Do not run on a host you also intend to use during the capture. The 8-hour window requires the display to remain on and unlocked continuously. FlaUI needs a visible, unobstructed foreground window. Light background work on a secondary monitor is acceptable; CPU-intensive workloads (builds, video encoding) will skew GC and alloc-rate metrics.
Prerequisites:
- Hibernate disabled:
powercfg /hibernate off(requires elevated shell) - AC standby timeout disabled:
powercfg /change standby-timeout-ac 0 - Screen lock disabled for the session
- No other active
dotnet-counterssession attached to the app Simulator:FlakySdk:Enabled = false(the default inappsettings.json)

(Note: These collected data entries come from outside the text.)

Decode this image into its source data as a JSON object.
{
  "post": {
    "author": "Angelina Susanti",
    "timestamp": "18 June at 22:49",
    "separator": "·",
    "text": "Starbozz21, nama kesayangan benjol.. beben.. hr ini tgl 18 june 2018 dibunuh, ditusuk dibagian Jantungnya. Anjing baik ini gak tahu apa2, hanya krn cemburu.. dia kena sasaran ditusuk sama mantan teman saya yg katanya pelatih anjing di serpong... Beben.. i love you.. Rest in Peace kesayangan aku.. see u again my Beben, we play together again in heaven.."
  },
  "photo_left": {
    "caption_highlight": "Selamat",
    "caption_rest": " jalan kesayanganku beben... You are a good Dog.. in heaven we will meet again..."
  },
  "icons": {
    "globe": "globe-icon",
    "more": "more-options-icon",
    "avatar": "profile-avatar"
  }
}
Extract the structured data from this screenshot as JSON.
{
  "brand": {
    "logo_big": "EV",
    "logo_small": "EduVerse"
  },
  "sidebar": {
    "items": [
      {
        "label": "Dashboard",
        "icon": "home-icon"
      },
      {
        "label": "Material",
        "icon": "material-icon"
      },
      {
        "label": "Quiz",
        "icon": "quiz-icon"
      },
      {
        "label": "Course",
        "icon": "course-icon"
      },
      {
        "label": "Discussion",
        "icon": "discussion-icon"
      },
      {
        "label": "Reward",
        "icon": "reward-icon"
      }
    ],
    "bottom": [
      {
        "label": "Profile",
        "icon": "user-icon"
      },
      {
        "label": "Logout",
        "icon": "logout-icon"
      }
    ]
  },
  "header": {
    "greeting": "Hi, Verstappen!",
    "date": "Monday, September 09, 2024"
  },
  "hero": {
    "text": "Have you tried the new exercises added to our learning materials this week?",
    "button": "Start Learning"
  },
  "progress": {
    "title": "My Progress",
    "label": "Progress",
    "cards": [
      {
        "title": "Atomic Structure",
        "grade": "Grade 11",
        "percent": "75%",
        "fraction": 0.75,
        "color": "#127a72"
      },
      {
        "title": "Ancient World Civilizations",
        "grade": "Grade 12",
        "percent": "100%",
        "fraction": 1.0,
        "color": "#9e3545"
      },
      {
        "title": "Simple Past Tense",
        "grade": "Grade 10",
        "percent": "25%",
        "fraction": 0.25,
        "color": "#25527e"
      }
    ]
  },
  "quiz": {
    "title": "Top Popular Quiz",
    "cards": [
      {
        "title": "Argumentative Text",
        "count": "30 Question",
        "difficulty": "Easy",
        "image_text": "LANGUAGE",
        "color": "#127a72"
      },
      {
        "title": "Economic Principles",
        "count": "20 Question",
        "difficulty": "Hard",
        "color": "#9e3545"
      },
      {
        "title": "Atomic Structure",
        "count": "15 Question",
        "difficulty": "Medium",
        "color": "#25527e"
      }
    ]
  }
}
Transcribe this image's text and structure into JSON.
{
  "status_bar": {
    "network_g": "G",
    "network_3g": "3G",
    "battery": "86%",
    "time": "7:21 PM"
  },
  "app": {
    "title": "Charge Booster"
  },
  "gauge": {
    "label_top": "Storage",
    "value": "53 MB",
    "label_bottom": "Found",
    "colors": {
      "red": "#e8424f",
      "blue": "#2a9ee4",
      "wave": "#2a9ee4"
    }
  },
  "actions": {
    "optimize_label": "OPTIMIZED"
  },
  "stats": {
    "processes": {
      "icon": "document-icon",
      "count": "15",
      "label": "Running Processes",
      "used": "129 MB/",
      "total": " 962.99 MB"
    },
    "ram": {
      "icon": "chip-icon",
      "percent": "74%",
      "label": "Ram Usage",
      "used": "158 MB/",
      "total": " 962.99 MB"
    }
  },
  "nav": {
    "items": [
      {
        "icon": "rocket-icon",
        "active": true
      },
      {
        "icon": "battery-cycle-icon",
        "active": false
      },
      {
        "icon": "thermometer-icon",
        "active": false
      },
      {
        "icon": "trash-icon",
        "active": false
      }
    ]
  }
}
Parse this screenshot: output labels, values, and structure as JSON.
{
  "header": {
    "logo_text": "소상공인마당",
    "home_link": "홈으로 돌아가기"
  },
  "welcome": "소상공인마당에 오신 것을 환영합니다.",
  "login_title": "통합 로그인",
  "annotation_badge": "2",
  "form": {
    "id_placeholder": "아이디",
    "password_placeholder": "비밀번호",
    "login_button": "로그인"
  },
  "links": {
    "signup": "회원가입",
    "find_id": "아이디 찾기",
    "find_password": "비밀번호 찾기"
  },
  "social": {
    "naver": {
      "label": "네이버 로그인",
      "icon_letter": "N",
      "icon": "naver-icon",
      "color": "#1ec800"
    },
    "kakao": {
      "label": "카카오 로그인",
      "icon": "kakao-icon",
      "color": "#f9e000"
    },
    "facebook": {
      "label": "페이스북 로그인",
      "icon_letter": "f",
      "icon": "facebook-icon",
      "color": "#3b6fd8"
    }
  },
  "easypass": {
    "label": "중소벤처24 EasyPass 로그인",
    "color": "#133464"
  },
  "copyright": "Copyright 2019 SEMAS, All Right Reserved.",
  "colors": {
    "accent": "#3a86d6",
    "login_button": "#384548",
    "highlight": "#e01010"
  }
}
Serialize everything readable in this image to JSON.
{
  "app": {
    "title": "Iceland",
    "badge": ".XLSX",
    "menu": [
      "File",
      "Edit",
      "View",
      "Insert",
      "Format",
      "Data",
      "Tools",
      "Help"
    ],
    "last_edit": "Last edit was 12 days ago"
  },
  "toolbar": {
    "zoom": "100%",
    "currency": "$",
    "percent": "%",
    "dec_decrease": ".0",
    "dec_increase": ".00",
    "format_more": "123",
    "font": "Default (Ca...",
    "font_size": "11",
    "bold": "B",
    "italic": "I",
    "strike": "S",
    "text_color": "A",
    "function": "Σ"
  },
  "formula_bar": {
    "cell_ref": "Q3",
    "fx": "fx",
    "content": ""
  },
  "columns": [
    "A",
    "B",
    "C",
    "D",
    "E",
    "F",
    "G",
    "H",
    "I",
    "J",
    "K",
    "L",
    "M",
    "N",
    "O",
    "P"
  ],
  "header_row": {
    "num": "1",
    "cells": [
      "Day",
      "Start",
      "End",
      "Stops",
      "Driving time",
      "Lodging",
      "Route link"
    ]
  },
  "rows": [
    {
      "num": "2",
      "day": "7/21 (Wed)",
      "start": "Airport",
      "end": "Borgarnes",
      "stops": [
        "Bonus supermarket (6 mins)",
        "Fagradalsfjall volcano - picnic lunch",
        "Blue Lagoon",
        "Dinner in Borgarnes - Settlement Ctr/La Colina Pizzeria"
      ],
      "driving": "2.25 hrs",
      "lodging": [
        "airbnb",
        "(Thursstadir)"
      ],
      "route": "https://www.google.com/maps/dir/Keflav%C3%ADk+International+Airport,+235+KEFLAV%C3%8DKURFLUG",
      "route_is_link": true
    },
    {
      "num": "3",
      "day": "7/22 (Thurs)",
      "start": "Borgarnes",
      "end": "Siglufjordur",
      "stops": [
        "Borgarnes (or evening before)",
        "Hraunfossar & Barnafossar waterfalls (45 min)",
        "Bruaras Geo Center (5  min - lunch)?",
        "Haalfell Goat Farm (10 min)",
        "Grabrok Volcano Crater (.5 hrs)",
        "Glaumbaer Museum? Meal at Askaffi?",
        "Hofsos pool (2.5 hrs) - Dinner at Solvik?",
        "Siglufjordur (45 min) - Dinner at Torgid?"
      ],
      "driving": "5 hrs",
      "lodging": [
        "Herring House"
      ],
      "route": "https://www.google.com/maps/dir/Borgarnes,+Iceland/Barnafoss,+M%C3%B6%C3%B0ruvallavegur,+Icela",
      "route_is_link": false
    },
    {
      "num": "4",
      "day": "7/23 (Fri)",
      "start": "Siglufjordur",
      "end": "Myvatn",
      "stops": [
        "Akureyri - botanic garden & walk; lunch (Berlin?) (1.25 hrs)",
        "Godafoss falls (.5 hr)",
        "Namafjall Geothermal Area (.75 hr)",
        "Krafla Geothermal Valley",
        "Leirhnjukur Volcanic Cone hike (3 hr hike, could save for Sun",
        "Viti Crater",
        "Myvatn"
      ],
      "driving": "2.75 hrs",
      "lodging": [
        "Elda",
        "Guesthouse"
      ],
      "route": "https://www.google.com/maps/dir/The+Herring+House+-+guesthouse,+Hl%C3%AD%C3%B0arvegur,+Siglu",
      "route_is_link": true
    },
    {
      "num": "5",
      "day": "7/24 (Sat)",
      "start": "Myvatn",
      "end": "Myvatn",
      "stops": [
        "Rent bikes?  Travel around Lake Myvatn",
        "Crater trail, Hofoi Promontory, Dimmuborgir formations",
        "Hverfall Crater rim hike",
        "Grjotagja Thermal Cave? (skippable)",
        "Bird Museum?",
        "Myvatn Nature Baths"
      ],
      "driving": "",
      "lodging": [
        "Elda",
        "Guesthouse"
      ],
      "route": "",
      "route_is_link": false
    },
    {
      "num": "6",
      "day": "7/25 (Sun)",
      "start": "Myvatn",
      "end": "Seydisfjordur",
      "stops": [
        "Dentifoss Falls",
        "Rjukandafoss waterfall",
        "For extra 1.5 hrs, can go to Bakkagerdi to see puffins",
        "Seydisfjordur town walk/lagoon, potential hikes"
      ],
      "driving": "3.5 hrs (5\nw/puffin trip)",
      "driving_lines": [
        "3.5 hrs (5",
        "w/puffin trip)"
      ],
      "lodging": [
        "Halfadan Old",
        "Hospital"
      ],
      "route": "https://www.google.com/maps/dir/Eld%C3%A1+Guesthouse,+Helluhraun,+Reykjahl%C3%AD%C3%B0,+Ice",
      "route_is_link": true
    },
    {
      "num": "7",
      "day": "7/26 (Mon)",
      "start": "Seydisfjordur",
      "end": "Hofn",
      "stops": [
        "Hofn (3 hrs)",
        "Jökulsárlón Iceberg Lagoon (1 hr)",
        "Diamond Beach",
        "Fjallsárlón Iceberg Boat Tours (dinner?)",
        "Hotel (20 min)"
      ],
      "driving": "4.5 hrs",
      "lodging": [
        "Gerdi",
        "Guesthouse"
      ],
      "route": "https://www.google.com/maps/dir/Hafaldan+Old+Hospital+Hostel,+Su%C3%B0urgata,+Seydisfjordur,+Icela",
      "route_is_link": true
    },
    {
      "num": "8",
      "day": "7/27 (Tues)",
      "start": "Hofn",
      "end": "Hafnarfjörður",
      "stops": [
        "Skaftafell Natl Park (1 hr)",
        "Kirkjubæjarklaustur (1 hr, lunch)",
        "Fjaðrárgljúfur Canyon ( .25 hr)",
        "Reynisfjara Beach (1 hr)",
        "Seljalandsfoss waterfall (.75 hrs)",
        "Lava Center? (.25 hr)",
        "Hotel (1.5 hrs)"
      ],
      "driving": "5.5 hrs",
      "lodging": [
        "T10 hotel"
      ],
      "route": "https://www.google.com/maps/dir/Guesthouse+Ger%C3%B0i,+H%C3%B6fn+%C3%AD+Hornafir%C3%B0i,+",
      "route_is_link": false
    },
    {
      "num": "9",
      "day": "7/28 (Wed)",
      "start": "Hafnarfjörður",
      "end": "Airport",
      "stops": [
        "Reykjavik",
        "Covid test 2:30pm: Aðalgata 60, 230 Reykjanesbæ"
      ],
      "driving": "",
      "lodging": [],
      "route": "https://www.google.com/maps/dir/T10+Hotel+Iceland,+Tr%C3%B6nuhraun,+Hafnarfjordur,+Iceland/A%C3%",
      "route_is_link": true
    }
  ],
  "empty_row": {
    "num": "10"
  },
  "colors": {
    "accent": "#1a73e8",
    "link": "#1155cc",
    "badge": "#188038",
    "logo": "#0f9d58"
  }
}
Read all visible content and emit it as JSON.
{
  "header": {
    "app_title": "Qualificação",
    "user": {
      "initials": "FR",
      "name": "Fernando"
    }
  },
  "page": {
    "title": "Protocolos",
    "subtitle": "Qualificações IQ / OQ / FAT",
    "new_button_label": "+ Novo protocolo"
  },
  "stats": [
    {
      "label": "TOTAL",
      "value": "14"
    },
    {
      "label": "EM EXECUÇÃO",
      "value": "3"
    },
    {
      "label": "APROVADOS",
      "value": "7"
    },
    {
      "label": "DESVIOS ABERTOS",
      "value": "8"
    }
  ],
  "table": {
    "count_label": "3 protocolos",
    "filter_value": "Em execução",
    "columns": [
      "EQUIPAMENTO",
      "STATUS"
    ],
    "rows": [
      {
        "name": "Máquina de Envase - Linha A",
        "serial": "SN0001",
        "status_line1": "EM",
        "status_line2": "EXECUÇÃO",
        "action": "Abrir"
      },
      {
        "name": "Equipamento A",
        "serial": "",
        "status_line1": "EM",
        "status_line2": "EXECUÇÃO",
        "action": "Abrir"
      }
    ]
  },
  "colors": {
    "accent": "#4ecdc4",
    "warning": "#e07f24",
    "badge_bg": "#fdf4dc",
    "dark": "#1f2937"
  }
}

$date = Get-Date -Format 'yyyy-MM-dd'
.\tools\Capture-Measurements.ps1 `
-Scenario MultiTagSoak `
-Profile Soak8h `
-DurationSeconds 28800 `
-OutputCsv "docs/captures/slice-1-4-soak-8h-$date.csv" `
-SliceTag slice-1-4-soak-8h `
-CommitHash (git rev-parse --short HEAD) `
-AppendToTableSanity checks after the run:
- Capture span ≥ 28 500 s (≤ 1% drift from 8 h). If less, the host slept or paused; discard the CSV and restart.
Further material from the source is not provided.